Until I Learn the Language of Vegetable Mineral: songs for the human inhabitants of Planet Earth from an idiosyncratic observer

Viv Corringham, Until I Learn the Language of Vegetable Mineral, United Kingdom, Linear Obsessional, LOR123 cassette (2019)

For the past 40 years this British-born US-based singer has been cutting her own distinctive path as a singer and vocalist ranging across free improvisation, Greek rembetika, Turkish folk and other styles of music, often combined with environmental field recordings made during solo walks. Her discography both solo and in collaboration with others is rather daunting for someone like me who has only just heard of her very recently but this most recent recording, minimal in style and based entirely around her voice, is an excellent introduction into her work and approach to music, vocalising and recording. For all the experimentation Corringham does here with her voice, the tracks are very song-like with her manipulation of her vocals, the field recordings and minimal electronics providing the musical backing. There is as much spoken-voice poetry as there is singing or vocalising, and the subject matter can vary from ranting about contemporary social and political issues to observations of the mundane, to what appear to be messages and warnings to humanity received telepathically from beings in another dimension.

Corringham’s manipulation of the base material and her own vocalisations is limited in the main to repetition, the use of multi-tracking of her vocals, reverb and moulding the sounds into song formats with the result that the entire recording is actually easy to listen to, in spite of all the strange things going on, and Corringham’s voice across the recording is natural, never distorted. On one track, “In the Skyways of Minneapolis”, Corringham seems to be observing the bustling activities of shoppers in malls and of children shouting in playgrounds while she keens and chants softly. “Leaving by the Small Door” has the feel of a spirit fading away until only its voice remains while birds chirp unconcernedly, bees buzz and droning voices mope in the background.

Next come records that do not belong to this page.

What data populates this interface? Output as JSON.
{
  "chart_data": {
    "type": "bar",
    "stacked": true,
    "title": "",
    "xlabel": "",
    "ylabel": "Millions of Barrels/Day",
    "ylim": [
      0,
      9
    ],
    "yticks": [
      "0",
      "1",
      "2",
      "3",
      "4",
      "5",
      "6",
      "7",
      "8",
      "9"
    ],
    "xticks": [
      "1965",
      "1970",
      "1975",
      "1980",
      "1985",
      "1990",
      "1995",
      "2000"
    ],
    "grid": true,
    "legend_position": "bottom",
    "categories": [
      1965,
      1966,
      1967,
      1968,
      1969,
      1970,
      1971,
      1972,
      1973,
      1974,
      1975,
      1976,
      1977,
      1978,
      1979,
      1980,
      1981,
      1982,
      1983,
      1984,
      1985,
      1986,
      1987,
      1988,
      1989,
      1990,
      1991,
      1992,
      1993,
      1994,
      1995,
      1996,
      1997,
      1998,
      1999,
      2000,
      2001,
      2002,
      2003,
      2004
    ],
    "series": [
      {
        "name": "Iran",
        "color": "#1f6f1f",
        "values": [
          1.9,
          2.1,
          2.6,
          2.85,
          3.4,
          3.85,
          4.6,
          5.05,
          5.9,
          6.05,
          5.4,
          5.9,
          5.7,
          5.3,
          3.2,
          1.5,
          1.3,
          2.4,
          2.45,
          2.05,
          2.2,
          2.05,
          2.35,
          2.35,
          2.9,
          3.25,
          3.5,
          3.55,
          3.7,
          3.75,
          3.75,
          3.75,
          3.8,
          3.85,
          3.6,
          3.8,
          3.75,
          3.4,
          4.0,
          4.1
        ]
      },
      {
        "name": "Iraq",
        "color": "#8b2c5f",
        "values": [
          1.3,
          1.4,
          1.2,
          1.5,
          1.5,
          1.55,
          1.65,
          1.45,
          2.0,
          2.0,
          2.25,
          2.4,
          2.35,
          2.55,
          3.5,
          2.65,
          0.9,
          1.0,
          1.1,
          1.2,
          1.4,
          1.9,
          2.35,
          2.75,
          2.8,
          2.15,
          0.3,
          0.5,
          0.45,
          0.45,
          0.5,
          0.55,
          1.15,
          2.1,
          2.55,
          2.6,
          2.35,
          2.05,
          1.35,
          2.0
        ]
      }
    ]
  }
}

All tracks are even in tone with very little drama and seem like observations of human life from the point of view of an unassuming alien being who can’t help but feel some empathy for the strange biped creatures and their fellow Earthlings preoccupied with the business of survival on a planet beset by problems and crises not of its own making but of its human inhabitants. While there’s not much Sturm und Drang, in their own way the tracks can be quite emotional, even a bit chilling at times, and each succeeding piece reveals another stunning aspect of Corringham’s vocal gymnastics. This is a work that deserves to be on most people’s music-listening bucket lists.